It has been a little while since the last blog and I have been debating what topic I should write about. The other night this topic suddenly came to mind, I think there are a number of reasons for that. Some of the reasons are as follows:
I will talk about some concepts, which might or might not be supported by software. I am not seeking to promote any specific software but rather a concept. What one does need to bear in mind is that even though most or all of the software required to achieve the unattended operation of AutoSys is available from CA, other vendors do also have products in that space. The one really big advantage of using CA software is the close integration between the CA products.

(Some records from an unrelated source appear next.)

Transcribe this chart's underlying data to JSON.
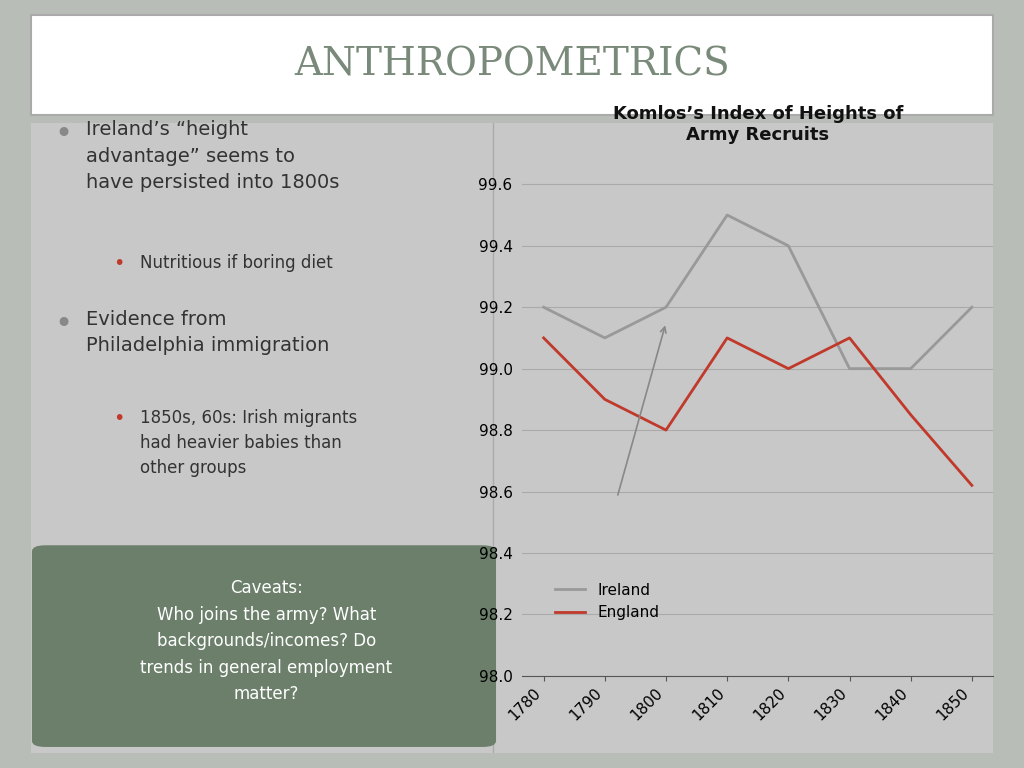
{
  "title": "ANTHROPOMETRICS",
  "title_color": "#7a8a7a",
  "bg_color": "#c8c8c8",
  "slide_bg": "#b8bdb8",
  "title_box_color": "#ffffff",
  "chart_title": "Komlos’s Index of Heights of\nArmy Recruits",
  "x_values": [
    1780,
    1790,
    1800,
    1810,
    1820,
    1830,
    1840,
    1850
  ],
  "ireland_values": [
    99.2,
    99.1,
    99.2,
    99.5,
    99.4,
    99.0,
    99.0,
    99.2
  ],
  "england_values": [
    99.1,
    98.9,
    98.8,
    99.1,
    99.0,
    99.1,
    98.85,
    98.62
  ],
  "ireland_color": "#999999",
  "england_color": "#c0392b",
  "ylim_min": 98.0,
  "ylim_max": 99.7,
  "yticks": [
    98.0,
    98.2,
    98.4,
    98.6,
    98.8,
    99.0,
    99.2,
    99.4,
    99.6
  ],
  "bullet1": "Ireland’s “height\nadvantage” seems to\nhave persisted into 1800s",
  "sub_bullet1": "Nutritious if boring diet",
  "bullet2": "Evidence from\nPhiladelphia immigration",
  "sub_bullet2": "1850s, 60s: Irish migrants\nhad heavier babies than\nother groups",
  "caveat_text": "Caveats:\nWho joins the army? What\nbackgrounds/incomes? Do\ntrends in general employment\nmatter?",
  "caveat_bg": "#6b7f6b",
  "caveat_text_color": "#ffffff",
  "bullet_color": "#888888",
  "sub_bullet_color": "#c0392b",
  "text_color": "#333333"
}
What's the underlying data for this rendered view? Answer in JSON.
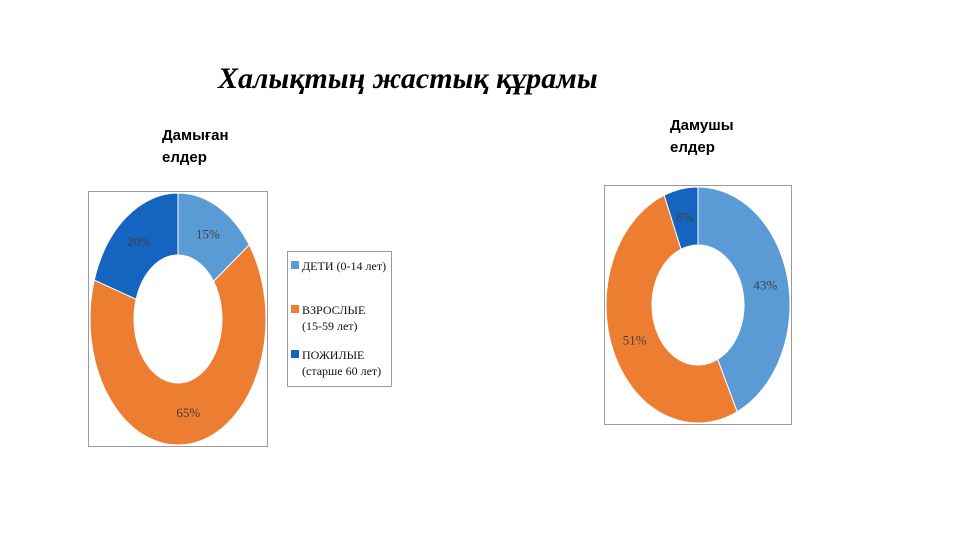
{
  "slide": {
    "title": "Халықтың жастық құрамы"
  },
  "legend": {
    "items": [
      {
        "lines": [
          "ДЕТИ (0-14 лет)"
        ],
        "color": "#5b9bd5"
      },
      {
        "lines": [
          "ВЗРОСЛЫЕ",
          "(15-59 лет)"
        ],
        "color": "#ed7d31"
      },
      {
        "lines": [
          "ПОЖИЛЫЕ",
          "(старше 60 лет)"
        ],
        "color": "#1565c0"
      }
    ]
  },
  "chart_data": [
    {
      "type": "pie",
      "variant": "donut",
      "title_lines": [
        "Дамыған",
        "елдер"
      ],
      "categories": [
        "ДЕТИ (0-14 лет)",
        "ВЗРОСЛЫЕ (15-59 лет)",
        "ПОЖИЛЫЕ (старше 60 лет)"
      ],
      "values": [
        15,
        65,
        20
      ],
      "labels": [
        "15%",
        "65%",
        "20%"
      ],
      "colors": [
        "#5b9bd5",
        "#ed7d31",
        "#1565c0"
      ],
      "legend": "right"
    },
    {
      "type": "pie",
      "variant": "donut",
      "title_lines": [
        "Дамушы",
        "елдер"
      ],
      "categories": [
        "ДЕТИ (0-14 лет)",
        "ВЗРОСЛЫЕ (15-59 лет)",
        "ПОЖИЛЫЕ (старше 60 лет)"
      ],
      "values": [
        43,
        51,
        6
      ],
      "labels": [
        "43%",
        "51%",
        "6%"
      ],
      "colors": [
        "#5b9bd5",
        "#ed7d31",
        "#1565c0"
      ],
      "legend": "none"
    }
  ]
}
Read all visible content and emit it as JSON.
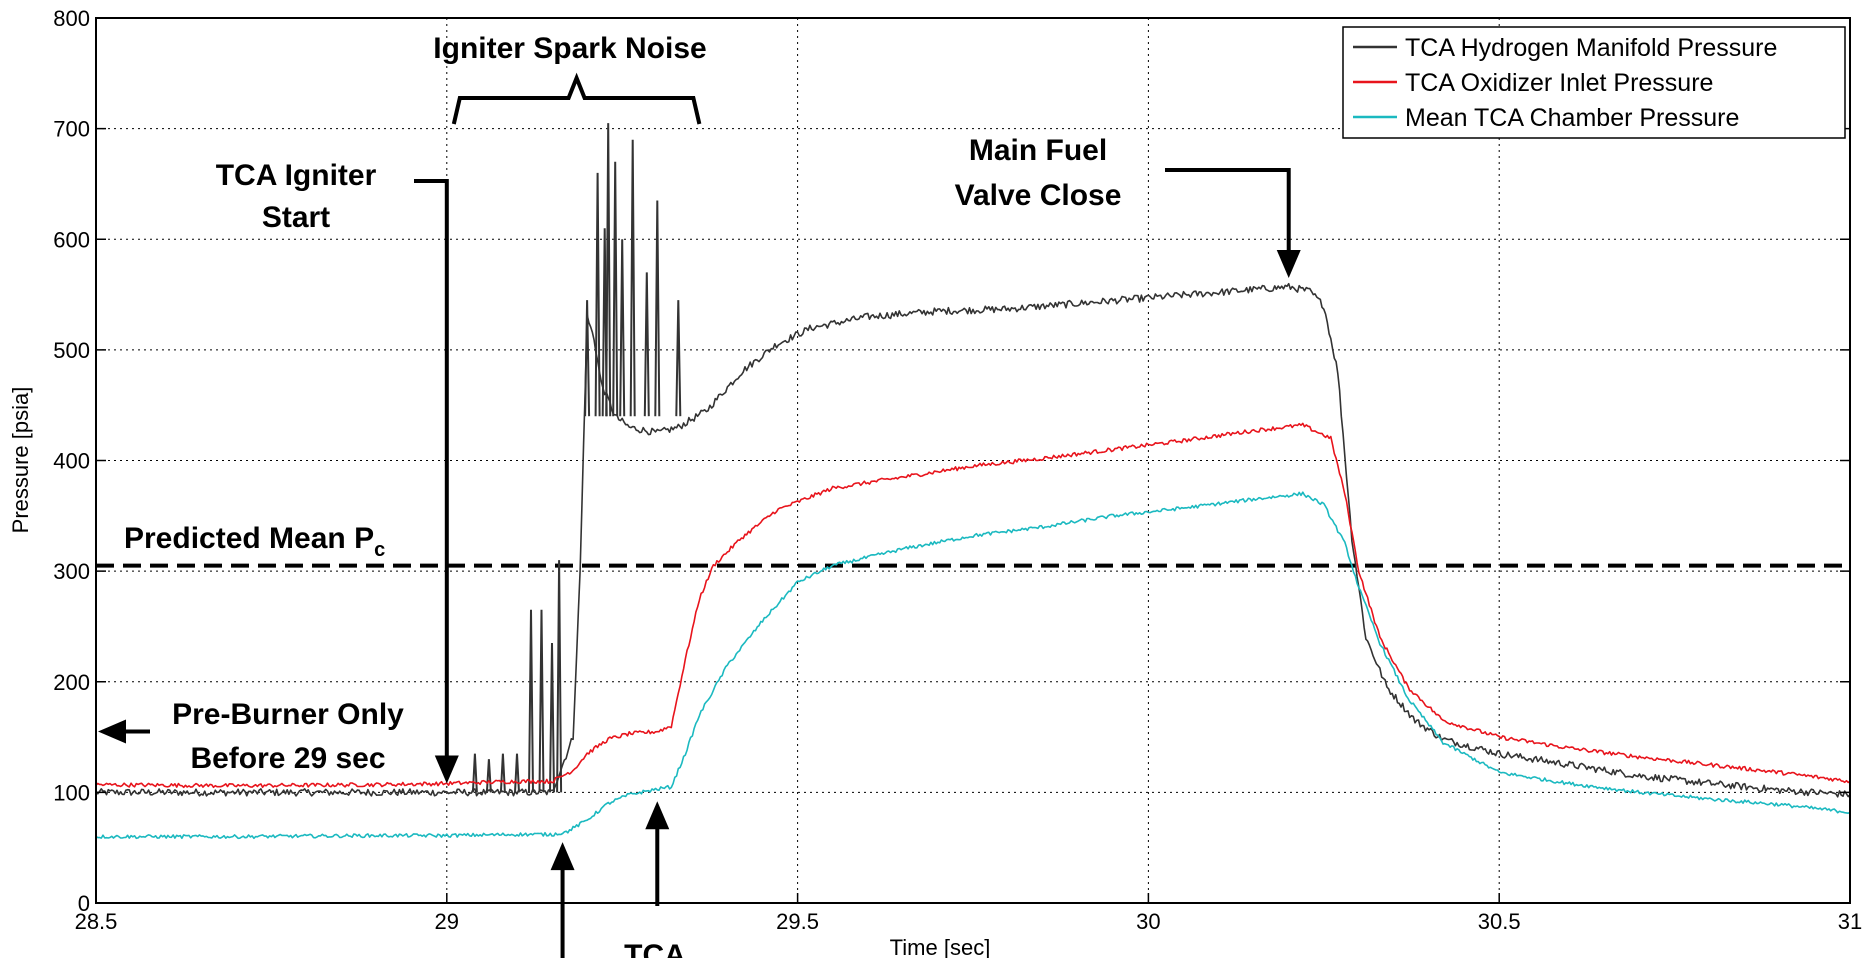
{
  "chart_data": {
    "type": "line",
    "xlabel": "Time [sec]",
    "ylabel": "Pressure [psia]",
    "xlim": [
      28.5,
      31
    ],
    "ylim": [
      0,
      800
    ],
    "xticks": [
      "28.5",
      "29",
      "29.5",
      "30",
      "30.5",
      "31"
    ],
    "yticks": [
      "0",
      "100",
      "200",
      "300",
      "400",
      "500",
      "600",
      "700",
      "800"
    ],
    "grid": true,
    "legend_position": "top-right",
    "series": [
      {
        "name": "TCA Hydrogen Manifold Pressure",
        "color": "#333333",
        "points": [
          [
            28.5,
            100
          ],
          [
            28.6,
            100
          ],
          [
            28.8,
            100
          ],
          [
            29.0,
            100
          ],
          [
            29.1,
            100
          ],
          [
            29.15,
            100
          ],
          [
            29.18,
            150
          ],
          [
            29.19,
            300
          ],
          [
            29.2,
            530
          ],
          [
            29.21,
            510
          ],
          [
            29.22,
            470
          ],
          [
            29.24,
            440
          ],
          [
            29.26,
            430
          ],
          [
            29.3,
            425
          ],
          [
            29.33,
            430
          ],
          [
            29.37,
            445
          ],
          [
            29.42,
            480
          ],
          [
            29.47,
            505
          ],
          [
            29.52,
            520
          ],
          [
            29.6,
            530
          ],
          [
            29.7,
            535
          ],
          [
            29.8,
            537
          ],
          [
            29.9,
            542
          ],
          [
            30.0,
            547
          ],
          [
            30.1,
            552
          ],
          [
            30.2,
            557
          ],
          [
            30.23,
            553
          ],
          [
            30.25,
            540
          ],
          [
            30.27,
            480
          ],
          [
            30.29,
            330
          ],
          [
            30.31,
            240
          ],
          [
            30.34,
            195
          ],
          [
            30.38,
            165
          ],
          [
            30.42,
            148
          ],
          [
            30.5,
            135
          ],
          [
            30.6,
            125
          ],
          [
            30.7,
            115
          ],
          [
            30.8,
            108
          ],
          [
            30.9,
            102
          ],
          [
            31.0,
            98
          ]
        ],
        "spikes": [
          [
            29.04,
            135
          ],
          [
            29.06,
            130
          ],
          [
            29.08,
            135
          ],
          [
            29.1,
            135
          ],
          [
            29.12,
            265
          ],
          [
            29.135,
            265
          ],
          [
            29.15,
            235
          ],
          [
            29.16,
            310
          ],
          [
            29.2,
            545
          ],
          [
            29.215,
            660
          ],
          [
            29.225,
            610
          ],
          [
            29.23,
            705
          ],
          [
            29.24,
            670
          ],
          [
            29.25,
            600
          ],
          [
            29.265,
            690
          ],
          [
            29.285,
            570
          ],
          [
            29.3,
            635
          ],
          [
            29.33,
            545
          ]
        ]
      },
      {
        "name": "TCA Oxidizer Inlet Pressure",
        "color": "#e8141c",
        "points": [
          [
            28.5,
            107
          ],
          [
            28.7,
            106
          ],
          [
            28.9,
            107
          ],
          [
            29.0,
            108
          ],
          [
            29.1,
            110
          ],
          [
            29.15,
            110
          ],
          [
            29.18,
            120
          ],
          [
            29.2,
            135
          ],
          [
            29.23,
            148
          ],
          [
            29.26,
            153
          ],
          [
            29.3,
            155
          ],
          [
            29.32,
            160
          ],
          [
            29.34,
            220
          ],
          [
            29.36,
            275
          ],
          [
            29.38,
            305
          ],
          [
            29.42,
            330
          ],
          [
            29.47,
            355
          ],
          [
            29.55,
            375
          ],
          [
            29.65,
            385
          ],
          [
            29.75,
            395
          ],
          [
            29.85,
            402
          ],
          [
            29.95,
            410
          ],
          [
            30.05,
            418
          ],
          [
            30.15,
            427
          ],
          [
            30.22,
            432
          ],
          [
            30.26,
            420
          ],
          [
            30.28,
            370
          ],
          [
            30.3,
            300
          ],
          [
            30.33,
            240
          ],
          [
            30.37,
            195
          ],
          [
            30.42,
            165
          ],
          [
            30.5,
            150
          ],
          [
            30.6,
            140
          ],
          [
            30.7,
            132
          ],
          [
            30.8,
            125
          ],
          [
            30.9,
            118
          ],
          [
            31.0,
            110
          ]
        ]
      },
      {
        "name": "Mean TCA Chamber Pressure",
        "color": "#1bb9c0",
        "points": [
          [
            28.5,
            60
          ],
          [
            28.7,
            60
          ],
          [
            28.9,
            61
          ],
          [
            29.0,
            61
          ],
          [
            29.1,
            62
          ],
          [
            29.15,
            62
          ],
          [
            29.17,
            64
          ],
          [
            29.2,
            75
          ],
          [
            29.23,
            90
          ],
          [
            29.26,
            98
          ],
          [
            29.3,
            103
          ],
          [
            29.32,
            105
          ],
          [
            29.34,
            135
          ],
          [
            29.36,
            170
          ],
          [
            29.4,
            215
          ],
          [
            29.45,
            255
          ],
          [
            29.5,
            290
          ],
          [
            29.55,
            305
          ],
          [
            29.65,
            320
          ],
          [
            29.75,
            332
          ],
          [
            29.85,
            340
          ],
          [
            29.95,
            350
          ],
          [
            30.05,
            357
          ],
          [
            30.15,
            365
          ],
          [
            30.22,
            370
          ],
          [
            30.25,
            360
          ],
          [
            30.28,
            325
          ],
          [
            30.3,
            285
          ],
          [
            30.33,
            235
          ],
          [
            30.37,
            185
          ],
          [
            30.42,
            145
          ],
          [
            30.5,
            118
          ],
          [
            30.6,
            108
          ],
          [
            30.7,
            100
          ],
          [
            30.8,
            94
          ],
          [
            30.9,
            89
          ],
          [
            31.0,
            82
          ]
        ]
      }
    ],
    "reference_lines": [
      {
        "label": "Predicted Mean P",
        "label_subscript": "c",
        "y": 305,
        "style": "dashed"
      }
    ],
    "annotations": {
      "spark_noise": {
        "text": "Igniter Spark Noise",
        "x_start": 29.01,
        "x_end": 29.36
      },
      "igniter_start": {
        "line1": "TCA Igniter",
        "line2": "Start",
        "target_x": 29.0,
        "target_y": 108
      },
      "main_fuel_valve": {
        "line1": "Main Fuel",
        "line2": "Valve Close",
        "target_x": 30.2,
        "target_y": 565
      },
      "pre_burner": {
        "line1": "Pre-Burner Only",
        "line2": "Before 29 sec",
        "target_x": 28.5,
        "target_y": 155
      },
      "tca_lower": {
        "text": "TCA",
        "target_x": 29.3,
        "target_y": 92
      },
      "arrow_lower_left": {
        "target_x": 29.165,
        "target_y": 55
      }
    }
  }
}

For clarity I will share my idea of the meaning of Dark site operations. Dark site operations is/was also known as lights out operation. This means that the idea is to have as much of your data center operations automated as possible to enable your data center to operate with no or little human intervention. The initial term of lights out operation came from the idea of having your data center operations automated to such a degree that you turn off the lights and lock the data center without having to return. We all know that this is a rather ambitious desire, but I believe that we can get very close.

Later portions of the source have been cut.